Our approach is to create a table like structure that stores the IP addresses and the id
that they link to. These ids are also stored in a Matrix Market file format to easily construct a graph (in data formats: csr, csc, or coo) using gunrock.
##Top N and Baseline
A baseline is a model describing what 'normal' network activity is according to some historical traffic pattern; all traffic that falls outside the scope of this established traffic pattern will be flagged as anomalous.

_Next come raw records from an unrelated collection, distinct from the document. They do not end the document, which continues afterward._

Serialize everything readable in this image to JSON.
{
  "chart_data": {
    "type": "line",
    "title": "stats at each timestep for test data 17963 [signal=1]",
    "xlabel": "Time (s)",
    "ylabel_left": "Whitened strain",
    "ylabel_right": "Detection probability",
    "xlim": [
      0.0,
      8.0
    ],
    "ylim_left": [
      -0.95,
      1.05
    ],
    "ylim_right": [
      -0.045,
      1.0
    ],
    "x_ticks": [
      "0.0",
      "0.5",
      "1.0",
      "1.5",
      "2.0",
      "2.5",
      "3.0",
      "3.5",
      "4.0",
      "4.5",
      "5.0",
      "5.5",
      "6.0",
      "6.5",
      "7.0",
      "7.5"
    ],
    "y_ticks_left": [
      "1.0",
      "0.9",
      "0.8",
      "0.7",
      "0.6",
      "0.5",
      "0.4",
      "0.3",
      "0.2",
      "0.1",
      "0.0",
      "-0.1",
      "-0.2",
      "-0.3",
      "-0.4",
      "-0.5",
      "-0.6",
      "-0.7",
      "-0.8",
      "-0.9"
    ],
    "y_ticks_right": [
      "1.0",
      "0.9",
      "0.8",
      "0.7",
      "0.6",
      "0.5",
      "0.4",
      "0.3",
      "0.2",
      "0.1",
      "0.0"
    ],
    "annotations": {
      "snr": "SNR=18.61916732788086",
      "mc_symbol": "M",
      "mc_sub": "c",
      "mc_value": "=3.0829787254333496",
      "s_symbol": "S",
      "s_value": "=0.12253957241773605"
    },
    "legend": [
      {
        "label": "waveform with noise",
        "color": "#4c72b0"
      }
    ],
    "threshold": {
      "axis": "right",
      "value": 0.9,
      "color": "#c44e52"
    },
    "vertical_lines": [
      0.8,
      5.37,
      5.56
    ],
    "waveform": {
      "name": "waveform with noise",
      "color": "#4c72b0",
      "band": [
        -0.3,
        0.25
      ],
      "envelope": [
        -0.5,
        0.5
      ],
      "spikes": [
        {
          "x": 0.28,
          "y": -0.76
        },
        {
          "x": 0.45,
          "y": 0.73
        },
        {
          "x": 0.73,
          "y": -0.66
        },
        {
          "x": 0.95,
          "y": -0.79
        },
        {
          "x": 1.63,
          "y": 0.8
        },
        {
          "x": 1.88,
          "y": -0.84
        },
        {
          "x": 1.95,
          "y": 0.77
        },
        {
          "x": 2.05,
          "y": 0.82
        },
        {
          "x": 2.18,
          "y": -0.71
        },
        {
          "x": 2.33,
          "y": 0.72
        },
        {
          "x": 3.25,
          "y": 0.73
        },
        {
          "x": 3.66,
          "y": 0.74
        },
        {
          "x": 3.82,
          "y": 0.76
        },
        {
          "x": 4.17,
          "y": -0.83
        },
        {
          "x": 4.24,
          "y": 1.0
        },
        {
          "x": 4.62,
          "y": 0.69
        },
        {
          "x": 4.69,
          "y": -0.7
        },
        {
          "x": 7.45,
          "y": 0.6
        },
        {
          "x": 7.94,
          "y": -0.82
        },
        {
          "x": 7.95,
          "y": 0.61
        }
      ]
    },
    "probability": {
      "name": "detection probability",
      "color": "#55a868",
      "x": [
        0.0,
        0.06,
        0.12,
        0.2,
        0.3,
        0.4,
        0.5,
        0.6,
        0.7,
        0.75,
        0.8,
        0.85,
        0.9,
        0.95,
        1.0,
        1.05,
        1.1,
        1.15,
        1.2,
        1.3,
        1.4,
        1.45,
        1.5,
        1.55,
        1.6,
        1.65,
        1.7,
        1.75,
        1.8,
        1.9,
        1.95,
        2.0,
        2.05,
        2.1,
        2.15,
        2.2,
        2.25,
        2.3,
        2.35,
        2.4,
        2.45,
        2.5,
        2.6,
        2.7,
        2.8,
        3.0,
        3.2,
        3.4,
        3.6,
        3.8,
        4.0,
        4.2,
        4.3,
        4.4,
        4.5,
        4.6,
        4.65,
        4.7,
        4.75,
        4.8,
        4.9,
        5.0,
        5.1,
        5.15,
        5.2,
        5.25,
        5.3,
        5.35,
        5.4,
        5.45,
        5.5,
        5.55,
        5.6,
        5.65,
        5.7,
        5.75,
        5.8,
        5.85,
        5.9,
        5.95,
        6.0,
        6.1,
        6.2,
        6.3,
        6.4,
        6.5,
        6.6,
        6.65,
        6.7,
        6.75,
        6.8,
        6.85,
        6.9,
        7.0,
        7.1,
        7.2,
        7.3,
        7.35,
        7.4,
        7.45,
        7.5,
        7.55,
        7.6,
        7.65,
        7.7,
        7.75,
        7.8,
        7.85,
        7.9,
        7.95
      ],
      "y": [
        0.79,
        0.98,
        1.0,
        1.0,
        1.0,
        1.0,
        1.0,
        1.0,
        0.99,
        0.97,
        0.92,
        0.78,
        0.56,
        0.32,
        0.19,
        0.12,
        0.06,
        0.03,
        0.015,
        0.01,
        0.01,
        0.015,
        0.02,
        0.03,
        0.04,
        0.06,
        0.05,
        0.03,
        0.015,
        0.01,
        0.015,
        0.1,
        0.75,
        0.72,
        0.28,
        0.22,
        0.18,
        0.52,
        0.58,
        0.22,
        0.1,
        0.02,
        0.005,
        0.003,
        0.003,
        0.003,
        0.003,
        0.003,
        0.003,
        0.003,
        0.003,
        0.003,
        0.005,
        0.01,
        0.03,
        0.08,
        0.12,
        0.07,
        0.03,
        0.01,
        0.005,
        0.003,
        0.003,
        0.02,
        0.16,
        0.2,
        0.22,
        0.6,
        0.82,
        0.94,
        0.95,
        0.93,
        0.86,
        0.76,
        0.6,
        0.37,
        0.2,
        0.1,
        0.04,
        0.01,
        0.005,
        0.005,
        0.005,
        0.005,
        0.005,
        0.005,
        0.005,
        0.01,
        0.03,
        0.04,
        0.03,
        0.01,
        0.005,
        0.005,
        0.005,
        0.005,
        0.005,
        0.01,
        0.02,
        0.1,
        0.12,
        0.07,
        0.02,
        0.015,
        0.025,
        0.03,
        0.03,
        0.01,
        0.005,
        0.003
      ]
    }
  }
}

Trend and baseline analysis reports, commonly referred to as Top N and Baseline Analysis, is the most common and basic method of doing flow-based analysis. With this approach, attention is paid to flow records which have some "special high volume" characteristics, especially the value of those flow fields that deviate significantly from an established historical baseline.
Once the .table
and .mtx
files are created, Top N analysis is trivial to implement. If a single IP address reflects high volume sessions it can be marked as a compromised host (or under attack). Similarly, when conducting Top N and data analysis, we simply need to look at the .table
file hosts producing abnormally high amounts of data. All these statistics are kept count in the table structure, and the problem boils down to simply sorting the data and extracting the top N results.
##Pattern Matching
Pattern matching is another method we can use to identify abnormal network activities when doing flow-based analysis. With this method, the flow records will be searched and those hosts associated with flow fields that seem "suspicious" based on our criteria will be flagged.
Once again, looking at the .table
file, specific functional ports can be extracted (some of the common ones are 1434 for SQL Slammer worm or 12345 for Netbus Trojan). Similarly IP addresses can be compared and matched after sorting the .table
file and comparing them to the Internet Assigned Numbers Authority (IANA) database.